Outra medida fortemente criticada foi a introdução de um valor mínimo de investimento, para que um agricultor possa candidatar-se a apoios. Neste caso, as principais críticas surgem dos representantes dos jovens agricultores. «Parece que, agora, já se distinguem os jovens agricultores ricos dos pobres», acusou o dirigente da Associação de Jovens Agricultores de Portugal Firmino Cordeiro.
Segundo este responsável, o PDR obriga a um investimento de base de 55 mil euros, para obter um apoio de 15 mil euros, quando antes «bastavam 35 mil». Ou seja, como colocou o representante da Confederação Nacional de Agricultura Alexandre Vinagre «duplicou o montante de investimento mínimo, o que deixa de fora muitos pequenos agricultores».
Também foram avançadas algumas dúvidas quanto às metas do Governo, no que toca às Organizações de Produtores.

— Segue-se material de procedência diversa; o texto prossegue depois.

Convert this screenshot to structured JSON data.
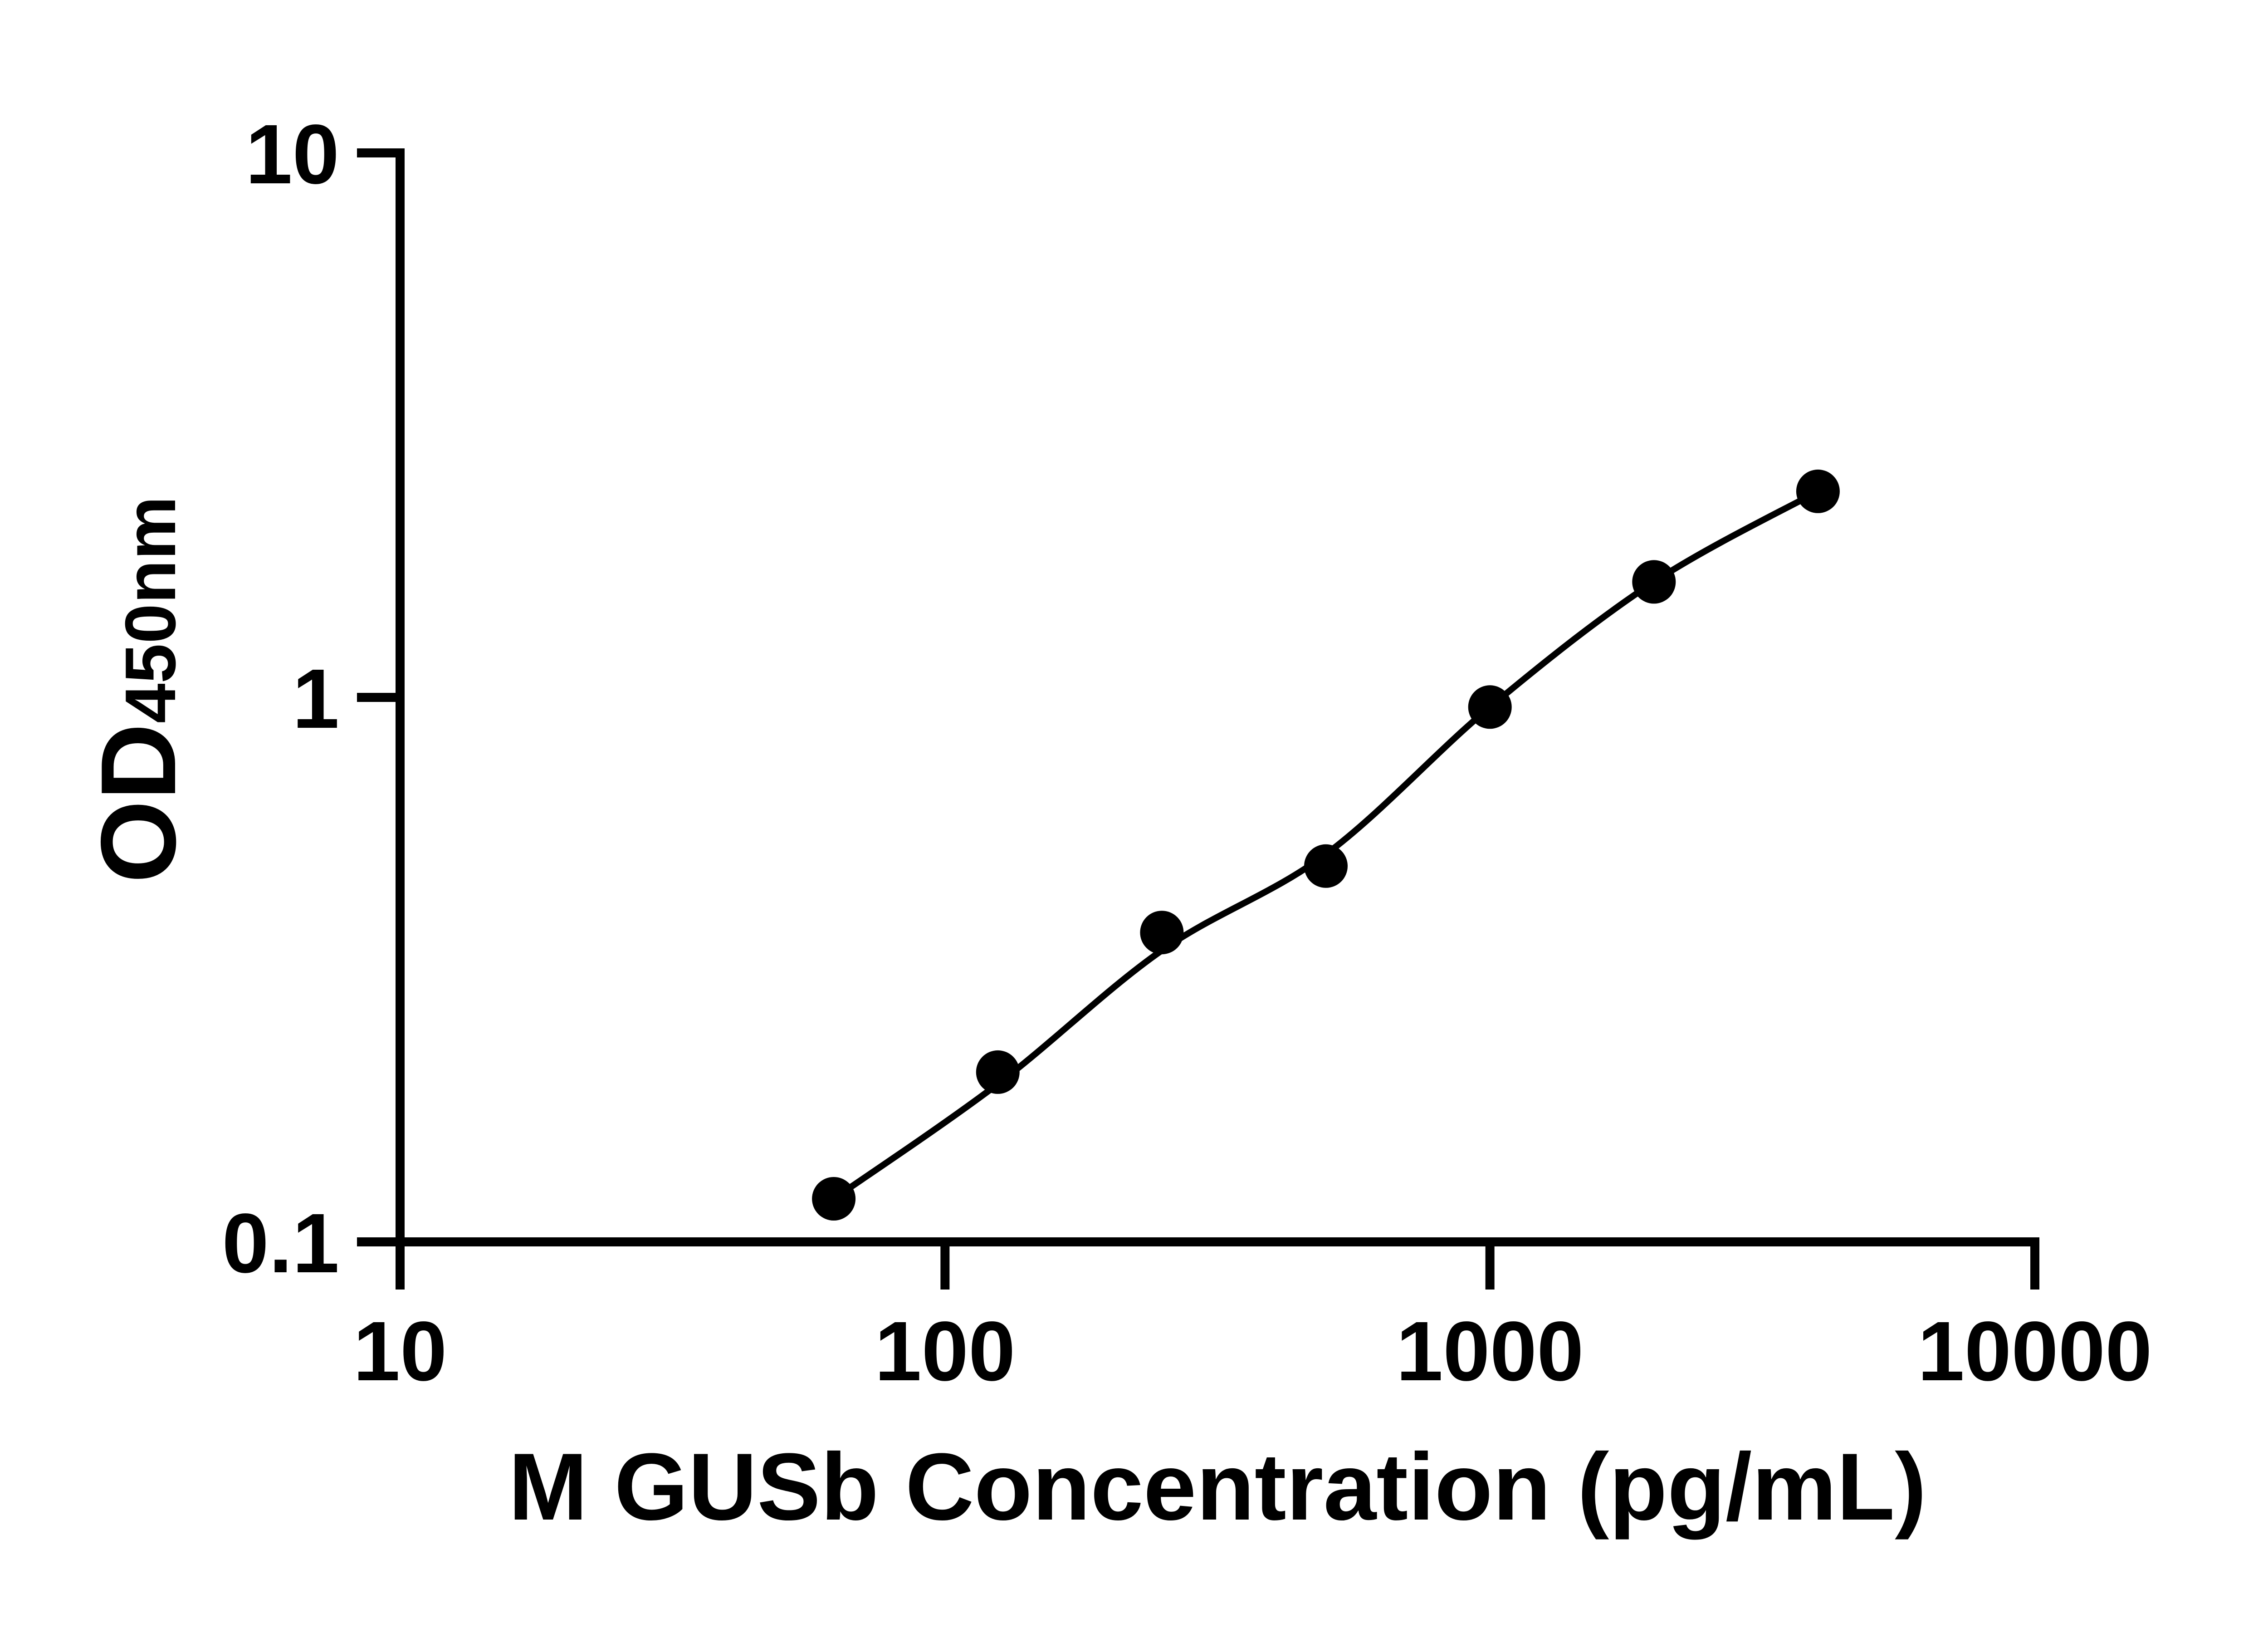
{
  "page": {
    "background_color": "#ffffff",
    "ink_color": "#000000"
  },
  "chart_data": {
    "type": "scatter",
    "title": "",
    "xlabel": "M GUSb Concentration (pg/mL)",
    "ylabel": {
      "main": "OD",
      "sub": "450nm"
    },
    "x_scale": "log10",
    "y_scale": "log10",
    "xlim": [
      10,
      10000
    ],
    "ylim": [
      0.1,
      10
    ],
    "grid": false,
    "legend": "none",
    "x_ticks": [
      {
        "value": 10,
        "label": "10"
      },
      {
        "value": 100,
        "label": "100"
      },
      {
        "value": 1000,
        "label": "1000"
      },
      {
        "value": 10000,
        "label": "10000"
      }
    ],
    "y_ticks": [
      {
        "value": 10,
        "label": "10"
      },
      {
        "value": 1,
        "label": "1"
      },
      {
        "value": 0.1,
        "label": "0.1"
      }
    ],
    "series": [
      {
        "name": "M GUSb standard points",
        "marker": "filled-circle",
        "points": [
          {
            "x": 62.5,
            "od": 0.12
          },
          {
            "x": 125,
            "od": 0.205
          },
          {
            "x": 250,
            "od": 0.37
          },
          {
            "x": 500,
            "od": 0.49
          },
          {
            "x": 1000,
            "od": 0.96
          },
          {
            "x": 2000,
            "od": 1.63
          },
          {
            "x": 4000,
            "od": 2.39
          }
        ]
      }
    ],
    "fit_curve": {
      "name": "standard curve fit line",
      "points": [
        {
          "x": 62.5,
          "od": 0.12
        },
        {
          "x": 125,
          "od": 0.195
        },
        {
          "x": 250,
          "od": 0.343
        },
        {
          "x": 500,
          "od": 0.515
        },
        {
          "x": 1000,
          "od": 0.96
        },
        {
          "x": 2000,
          "od": 1.63
        },
        {
          "x": 4000,
          "od": 2.39
        }
      ]
    }
  }
}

Há incentivos à cooperação entre agricultores, algo que é positivo, mas desconfiança quanto a capacidade que os pequenos e médios agricultores terão de a eles aceder, tendo em conta as regras definidas.
«Penso que a dimensão da nossa agricultura não é aquela que está expressa neste PDR. Julgo que a fasquia foi colocada demasiado alta, a quase todos os níveis», defendeu Firmino Cordeiro.
No final, o mais importante é receber a tempo e horas
Com defeitos ou com virtudes, o PDR 2020 está aí e agora importa aproveitá-lo ao máximo, consideraram, por outro lado, os diferentes intervenientes. E isso passará, à cabeça, por uma boa gestão do programa. Ou seja, é preciso cumprir os prazos, principalmente de pagamento, para que os agricultores tenham mais segurança nos investimentos que fazem.
«Todos criticámos o Proder, porque era um programa mau, mas acabou por agradar aos agricultores, porque foi muito bem gerido», elogiou Luís Mira, visando a moderadora do debate, que foi a responsável pro esta área, naquele programa.
«Para ser bem gerido, um programa deste tipo tem de cumprir três requisitos fundamentais: 1º, pagar a tempo, 2º, pagar a tempo, e 3º, pagar a tempo», referiu o dirigente da CAP, motivando o riso das muitas pessoas que fizeram questão de assistir à sessão, entre os quais se contaram muitos autarcas algarvios e académicos.
Além das questões do desenho e regras do PDR, Miguel Freitas vai focar outro problema, no seu projeto de Resolução: a diminuição das verbas destinadas ao Desenvolvimento Rural, que, considerou, quase desaparecem.
«As ADL do Algarve – In Loco, Terras do Baixo Guadiana e Vicentina – vão receber 2 a 3 milhões de euros cada, para a área de Diversificação de Atividades [apoio a projetos que não sejam diretamente relacionados com a agricultura], quando, no Proder, esse valor ascendeu aos 6 milhões. Estamos perante um corte de metade a dois terços do valor», salientou.